A comissão mista vota nesta terça-feira (1º) o relatório da senadora Leila Barros (PDT-DF) à MP das Blusinhas. A princípio, a medida provisória zera o Imposto de Importação de 20% sobre compras internacionais de até US$ 50. Se aprovada na comissão, a matéria segue ao plenário da Câmara ainda hoje e ao Senado na quarta-feira (2).
O que muda com a MP das Blusinhas
Antes de mais nada, o texto-base mantém o fim da taxa e adiciona um gatilho de avaliação. O Ministério da Fazenda vai medir os impactos da isenção sobre o setor produtivo nacional. A primeira inspeção acontece três meses após a vigência. Depois, as reavaliações ocorrem a cada seis meses. Se houver efeitos relevantes sobre emprego e faturamento, a pasta pode propor medidas compensatórias.
“Queremos equacionar um gatilho que possa permitir ao Ministério da Fazenda fazer avaliação. Com autonomia da Fazenda, mas também com uma avaliação anual do Congresso Nacional”, disse o presidente da comissão mista, deputado Reginaldo Lopes (PT-MG).

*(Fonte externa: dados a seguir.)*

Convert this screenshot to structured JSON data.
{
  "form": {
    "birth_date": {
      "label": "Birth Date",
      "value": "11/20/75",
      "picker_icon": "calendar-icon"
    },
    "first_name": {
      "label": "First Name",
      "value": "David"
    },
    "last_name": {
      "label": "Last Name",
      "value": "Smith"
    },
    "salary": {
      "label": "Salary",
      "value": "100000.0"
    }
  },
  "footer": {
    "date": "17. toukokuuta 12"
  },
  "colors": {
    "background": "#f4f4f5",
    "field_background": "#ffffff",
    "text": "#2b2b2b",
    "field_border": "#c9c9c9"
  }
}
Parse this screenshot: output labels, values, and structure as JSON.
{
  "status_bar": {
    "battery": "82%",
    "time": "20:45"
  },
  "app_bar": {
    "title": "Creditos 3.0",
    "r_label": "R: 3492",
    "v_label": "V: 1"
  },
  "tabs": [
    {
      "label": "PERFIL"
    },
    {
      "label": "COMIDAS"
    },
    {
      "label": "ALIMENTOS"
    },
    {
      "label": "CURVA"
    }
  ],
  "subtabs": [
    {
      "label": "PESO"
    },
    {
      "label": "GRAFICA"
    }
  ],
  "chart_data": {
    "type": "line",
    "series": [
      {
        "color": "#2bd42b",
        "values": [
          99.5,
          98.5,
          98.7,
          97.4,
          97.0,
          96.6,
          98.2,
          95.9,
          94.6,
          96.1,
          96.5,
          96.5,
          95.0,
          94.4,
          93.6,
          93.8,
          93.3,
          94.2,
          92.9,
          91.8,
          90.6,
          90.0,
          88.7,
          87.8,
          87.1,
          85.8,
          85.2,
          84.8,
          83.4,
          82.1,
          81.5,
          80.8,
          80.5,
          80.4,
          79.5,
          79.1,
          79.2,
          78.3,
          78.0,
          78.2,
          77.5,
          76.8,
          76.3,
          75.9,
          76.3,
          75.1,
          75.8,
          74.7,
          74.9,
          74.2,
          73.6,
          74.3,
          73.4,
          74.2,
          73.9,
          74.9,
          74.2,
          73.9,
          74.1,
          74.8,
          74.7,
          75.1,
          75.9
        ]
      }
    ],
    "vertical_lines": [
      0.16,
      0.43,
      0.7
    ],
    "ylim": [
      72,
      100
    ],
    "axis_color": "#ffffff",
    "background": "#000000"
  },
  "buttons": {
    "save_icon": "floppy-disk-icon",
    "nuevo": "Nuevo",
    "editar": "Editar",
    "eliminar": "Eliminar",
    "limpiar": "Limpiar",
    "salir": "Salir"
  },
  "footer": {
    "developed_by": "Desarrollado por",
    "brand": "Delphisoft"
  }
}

Indústria reclama de prejuízo
O mecanismo busca reduzir a resistência do setor produtivo. A Confederação Nacional da Indústria (CNI) estima que o fim do imposto ameaça R$ 21,8 bilhões em produção doméstica e 109 mil postos de trabalho só em 2026.
Ao mesmo tempo, a Firjan reforçou a oposição em nota divulgada na segunda-feira (31/8). “A mudança amplia a assimetria concorrencial entre produtos importados e nacionais”, afirma a entidade. A Federação também critica o prazo curto de deliberação para uma decisão com efeitos tão amplos.

Sem compensação em 2026
Apesar da pressão, Lopes confirmou que o texto final não traz mecanismos de mitigação. O deputado defende o cashback — que devolve parte do valor ao consumidor — e descartou o crédito presumido, apoiado pela indústria.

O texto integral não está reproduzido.